Kedua : Kebijakan rightsizing, penciutan, perampingan organisasi yang berdampak kepada PHK harus dilakukan dengan kebijakan yang saling menguntungkan (win-win solution) dalam arti dari sisi perusahaan mampu menghasilkan effisiensi biaya sementara dari sisi karyawan yang berdampak memiliki kemampuan menciptakan kerja baru atau menjadi wirausaha baru dengan kemampuan modal dari kompensasi dan skill yang dimiliki atau secara tegas tidak menjadi pengangguran yang hanya mengandalkan uang kompensasi.
Ketiga : Untuk menjadi terdepan dalam menghadapi persaingan global apalagi dibidang sistem informasi digital yang begitu cepat perubahannya maka diperlukan formula strategi menyeluruh agar menjadi pemimpin biaya (cost leadership) yang mampu mewujudkan keunggulan-keunggulan baik komparatif (competitive advanted) maupun keunggulan kompetitif (competitive advantage).

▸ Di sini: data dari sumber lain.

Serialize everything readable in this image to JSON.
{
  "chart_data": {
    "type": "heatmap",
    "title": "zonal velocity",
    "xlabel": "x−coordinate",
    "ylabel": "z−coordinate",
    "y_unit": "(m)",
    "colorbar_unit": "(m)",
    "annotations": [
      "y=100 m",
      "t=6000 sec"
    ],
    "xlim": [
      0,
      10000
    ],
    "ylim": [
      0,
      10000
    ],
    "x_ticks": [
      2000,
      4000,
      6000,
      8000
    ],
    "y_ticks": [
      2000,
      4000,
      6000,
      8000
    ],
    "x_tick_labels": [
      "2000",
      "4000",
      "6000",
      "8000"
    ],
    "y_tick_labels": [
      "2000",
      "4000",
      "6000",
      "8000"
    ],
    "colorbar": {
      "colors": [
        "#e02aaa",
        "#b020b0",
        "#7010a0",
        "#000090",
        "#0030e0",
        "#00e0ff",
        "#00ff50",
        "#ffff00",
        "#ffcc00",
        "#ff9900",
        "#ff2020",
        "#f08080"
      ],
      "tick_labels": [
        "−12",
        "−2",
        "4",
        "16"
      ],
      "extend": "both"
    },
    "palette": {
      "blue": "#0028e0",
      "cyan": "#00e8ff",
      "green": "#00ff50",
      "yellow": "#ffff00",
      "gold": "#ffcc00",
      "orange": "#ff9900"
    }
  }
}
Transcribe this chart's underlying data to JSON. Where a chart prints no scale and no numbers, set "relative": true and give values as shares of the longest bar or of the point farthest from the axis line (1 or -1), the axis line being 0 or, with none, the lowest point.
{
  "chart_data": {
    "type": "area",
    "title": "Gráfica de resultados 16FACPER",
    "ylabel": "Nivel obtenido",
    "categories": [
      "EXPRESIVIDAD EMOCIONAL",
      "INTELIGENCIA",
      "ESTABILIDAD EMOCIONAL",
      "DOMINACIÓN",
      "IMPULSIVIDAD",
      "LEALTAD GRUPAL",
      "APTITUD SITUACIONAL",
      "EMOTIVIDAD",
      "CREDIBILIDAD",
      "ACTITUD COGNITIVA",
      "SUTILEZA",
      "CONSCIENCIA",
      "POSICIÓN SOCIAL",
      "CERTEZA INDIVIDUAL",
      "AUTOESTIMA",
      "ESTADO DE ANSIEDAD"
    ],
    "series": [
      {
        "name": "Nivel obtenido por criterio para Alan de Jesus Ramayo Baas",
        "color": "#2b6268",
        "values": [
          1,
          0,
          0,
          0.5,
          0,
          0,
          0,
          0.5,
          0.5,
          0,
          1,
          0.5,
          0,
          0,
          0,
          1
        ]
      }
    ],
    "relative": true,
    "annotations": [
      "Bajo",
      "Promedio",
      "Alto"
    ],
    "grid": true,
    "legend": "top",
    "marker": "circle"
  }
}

Keempat : Strategi Merger dalam satu lini bisnis yang sama perlu lebih eksis dan bahkan satu-satunya pilihan karena keunggulan, sehingga perlu berbagai strategi tidak saja rightsizing tetapi diperlukan repositioning, rebranding, restrukturisasi lainnya yang diperlukan sehingga tujuan untuk menjadi perusahaan berkelas dunia, tangguh, besar dan kuat bisa terwujud. (01102022@br) [jbm]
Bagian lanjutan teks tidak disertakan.